La congestion routière, la pollution, les difficultés de stationnement et les problèmes de sécurité routière ont atteint des niveaux critiques dans de nombreuses villes indiennes. Les appels à l'introduction d'une tarification de la congestion pour les véhicules privés se font de plus en plus pressants. Sans la promesse d'un trajet en métro moins cher et plus fluide, cependant, une augmentation rapide et spectaculaire de l'adoption semble peu probable.
Les systèmes les plus susceptibles de s'améliorer fortement sont ceux qui intègrent efficacement les services de bus, assurent un accès pratique aux stations et mettent en œuvre des structures tarifaires unifiées. Sans ces éléments cruciaux, l'Inde pourrait continuer à construire des métros qui sont opérationnellement solides mais qui sous-performent constamment par rapport à leurs projections initiales, laissant une partie significative de leur capacité inutilisée et l'investissement initial sous-exploité.

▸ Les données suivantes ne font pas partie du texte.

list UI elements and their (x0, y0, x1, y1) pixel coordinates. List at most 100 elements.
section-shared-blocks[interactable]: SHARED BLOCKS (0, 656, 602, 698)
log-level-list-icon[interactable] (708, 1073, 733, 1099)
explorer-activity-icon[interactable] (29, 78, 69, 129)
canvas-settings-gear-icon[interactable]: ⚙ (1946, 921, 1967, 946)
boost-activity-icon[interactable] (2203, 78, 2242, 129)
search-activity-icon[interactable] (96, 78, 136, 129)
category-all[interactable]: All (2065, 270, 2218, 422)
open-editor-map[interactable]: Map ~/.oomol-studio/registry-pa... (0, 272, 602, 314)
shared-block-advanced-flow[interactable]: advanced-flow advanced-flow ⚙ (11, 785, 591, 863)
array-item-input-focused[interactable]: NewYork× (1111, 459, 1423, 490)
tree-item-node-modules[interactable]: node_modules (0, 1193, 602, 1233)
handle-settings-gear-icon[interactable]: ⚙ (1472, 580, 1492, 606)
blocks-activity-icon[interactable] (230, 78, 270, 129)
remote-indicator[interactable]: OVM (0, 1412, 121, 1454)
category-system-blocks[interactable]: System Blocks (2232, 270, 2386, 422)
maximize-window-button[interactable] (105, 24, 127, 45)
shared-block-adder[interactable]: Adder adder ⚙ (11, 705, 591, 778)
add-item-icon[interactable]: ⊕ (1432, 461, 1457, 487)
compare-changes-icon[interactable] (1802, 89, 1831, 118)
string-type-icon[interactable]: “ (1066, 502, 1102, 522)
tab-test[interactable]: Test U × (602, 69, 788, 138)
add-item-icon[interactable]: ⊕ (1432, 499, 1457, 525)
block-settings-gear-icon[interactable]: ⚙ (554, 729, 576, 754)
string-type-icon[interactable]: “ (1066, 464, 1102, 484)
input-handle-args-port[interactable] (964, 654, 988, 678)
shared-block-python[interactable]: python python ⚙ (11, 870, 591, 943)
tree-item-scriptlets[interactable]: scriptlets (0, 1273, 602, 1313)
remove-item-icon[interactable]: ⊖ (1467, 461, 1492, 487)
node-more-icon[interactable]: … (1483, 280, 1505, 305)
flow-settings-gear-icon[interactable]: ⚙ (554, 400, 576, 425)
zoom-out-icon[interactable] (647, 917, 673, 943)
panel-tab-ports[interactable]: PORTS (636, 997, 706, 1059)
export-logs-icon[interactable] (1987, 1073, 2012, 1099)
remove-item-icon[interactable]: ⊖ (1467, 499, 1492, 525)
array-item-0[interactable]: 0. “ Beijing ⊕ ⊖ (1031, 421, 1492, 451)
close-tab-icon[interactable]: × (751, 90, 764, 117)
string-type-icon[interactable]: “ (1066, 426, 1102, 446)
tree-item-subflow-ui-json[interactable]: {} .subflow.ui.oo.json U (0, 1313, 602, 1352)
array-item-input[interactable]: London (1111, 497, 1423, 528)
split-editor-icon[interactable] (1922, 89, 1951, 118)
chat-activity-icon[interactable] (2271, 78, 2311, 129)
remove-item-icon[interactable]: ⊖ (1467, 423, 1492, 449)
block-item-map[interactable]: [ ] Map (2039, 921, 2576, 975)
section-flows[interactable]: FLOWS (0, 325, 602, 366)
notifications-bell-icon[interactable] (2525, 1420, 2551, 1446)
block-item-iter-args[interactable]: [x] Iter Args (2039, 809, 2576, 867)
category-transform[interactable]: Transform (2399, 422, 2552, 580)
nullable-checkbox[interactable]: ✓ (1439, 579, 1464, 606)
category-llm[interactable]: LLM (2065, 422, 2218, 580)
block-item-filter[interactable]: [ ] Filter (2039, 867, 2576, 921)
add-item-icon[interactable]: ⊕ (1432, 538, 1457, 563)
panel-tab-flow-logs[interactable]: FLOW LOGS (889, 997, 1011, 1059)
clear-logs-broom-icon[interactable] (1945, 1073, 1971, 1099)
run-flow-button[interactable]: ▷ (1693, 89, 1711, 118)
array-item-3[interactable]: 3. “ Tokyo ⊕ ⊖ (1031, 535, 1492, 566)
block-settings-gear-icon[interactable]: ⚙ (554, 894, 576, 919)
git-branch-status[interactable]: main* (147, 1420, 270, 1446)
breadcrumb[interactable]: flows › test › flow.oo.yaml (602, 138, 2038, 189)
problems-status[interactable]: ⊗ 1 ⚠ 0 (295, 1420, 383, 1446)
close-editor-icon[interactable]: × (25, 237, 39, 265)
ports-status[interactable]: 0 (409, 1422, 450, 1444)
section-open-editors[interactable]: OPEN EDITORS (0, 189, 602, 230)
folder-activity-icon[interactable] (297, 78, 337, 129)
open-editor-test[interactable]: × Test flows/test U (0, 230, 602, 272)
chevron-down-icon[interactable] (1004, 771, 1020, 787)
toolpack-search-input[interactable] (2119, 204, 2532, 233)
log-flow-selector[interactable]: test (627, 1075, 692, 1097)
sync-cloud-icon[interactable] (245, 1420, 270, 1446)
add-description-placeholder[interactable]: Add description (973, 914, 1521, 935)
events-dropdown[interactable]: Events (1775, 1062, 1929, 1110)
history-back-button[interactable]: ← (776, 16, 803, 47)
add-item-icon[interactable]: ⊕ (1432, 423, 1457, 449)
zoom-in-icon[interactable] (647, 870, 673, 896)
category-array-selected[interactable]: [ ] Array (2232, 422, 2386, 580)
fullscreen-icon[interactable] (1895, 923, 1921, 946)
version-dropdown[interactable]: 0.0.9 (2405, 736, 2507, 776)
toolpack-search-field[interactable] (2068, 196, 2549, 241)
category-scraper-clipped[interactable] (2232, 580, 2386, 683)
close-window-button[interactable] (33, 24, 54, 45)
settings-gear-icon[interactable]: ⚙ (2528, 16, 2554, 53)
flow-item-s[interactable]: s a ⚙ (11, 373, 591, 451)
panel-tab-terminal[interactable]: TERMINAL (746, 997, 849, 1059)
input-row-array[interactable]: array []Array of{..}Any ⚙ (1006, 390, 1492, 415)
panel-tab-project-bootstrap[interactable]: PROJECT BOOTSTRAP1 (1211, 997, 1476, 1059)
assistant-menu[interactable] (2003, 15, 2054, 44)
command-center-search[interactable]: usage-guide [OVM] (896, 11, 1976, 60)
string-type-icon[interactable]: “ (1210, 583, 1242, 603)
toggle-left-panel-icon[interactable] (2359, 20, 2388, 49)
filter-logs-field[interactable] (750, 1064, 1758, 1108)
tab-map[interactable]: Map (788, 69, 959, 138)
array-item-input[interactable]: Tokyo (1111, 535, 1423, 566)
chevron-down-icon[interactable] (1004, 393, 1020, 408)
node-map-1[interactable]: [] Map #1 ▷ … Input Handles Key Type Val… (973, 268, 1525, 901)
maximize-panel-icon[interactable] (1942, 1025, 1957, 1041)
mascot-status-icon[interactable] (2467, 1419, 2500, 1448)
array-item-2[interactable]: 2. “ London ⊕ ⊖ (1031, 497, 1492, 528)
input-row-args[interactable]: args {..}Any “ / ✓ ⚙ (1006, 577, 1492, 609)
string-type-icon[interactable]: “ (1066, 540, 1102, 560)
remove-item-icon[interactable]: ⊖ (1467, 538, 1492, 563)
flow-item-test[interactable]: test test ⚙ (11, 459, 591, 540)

L'accent doit passer de la simple pose de voies à la véritable connexion des communautés.
Les observateurs seront attentifs aux changements de politique qui aborderont l'abordabilité et l'intégration dans les années à venir.
Points clés à retenir
— - Le réseau de métro indien s'est considérablement étendu, avec plus de 26 milliards de dollars investis depuis 2014, mais la fréquentation est souvent bien inférieure aux prévisions.
— - Des facteurs tels que les tarifs élevés, la rareté des trains, une mauvaise connectivité du dernier kilomètre et les préoccupations de sécurité dissuadent les passagers potentiels.
— - Les projections de demande sont fréquemment gonflées pour justifier la viabilité des projets, entraînant une sous-performance opérationnelle.
— - Le métro de Delhi, bien qu'apparaissant comme un succès, atteint des chiffres de fréquentation plus élevés en partie en comptant les correspondances comme des trajets distincts.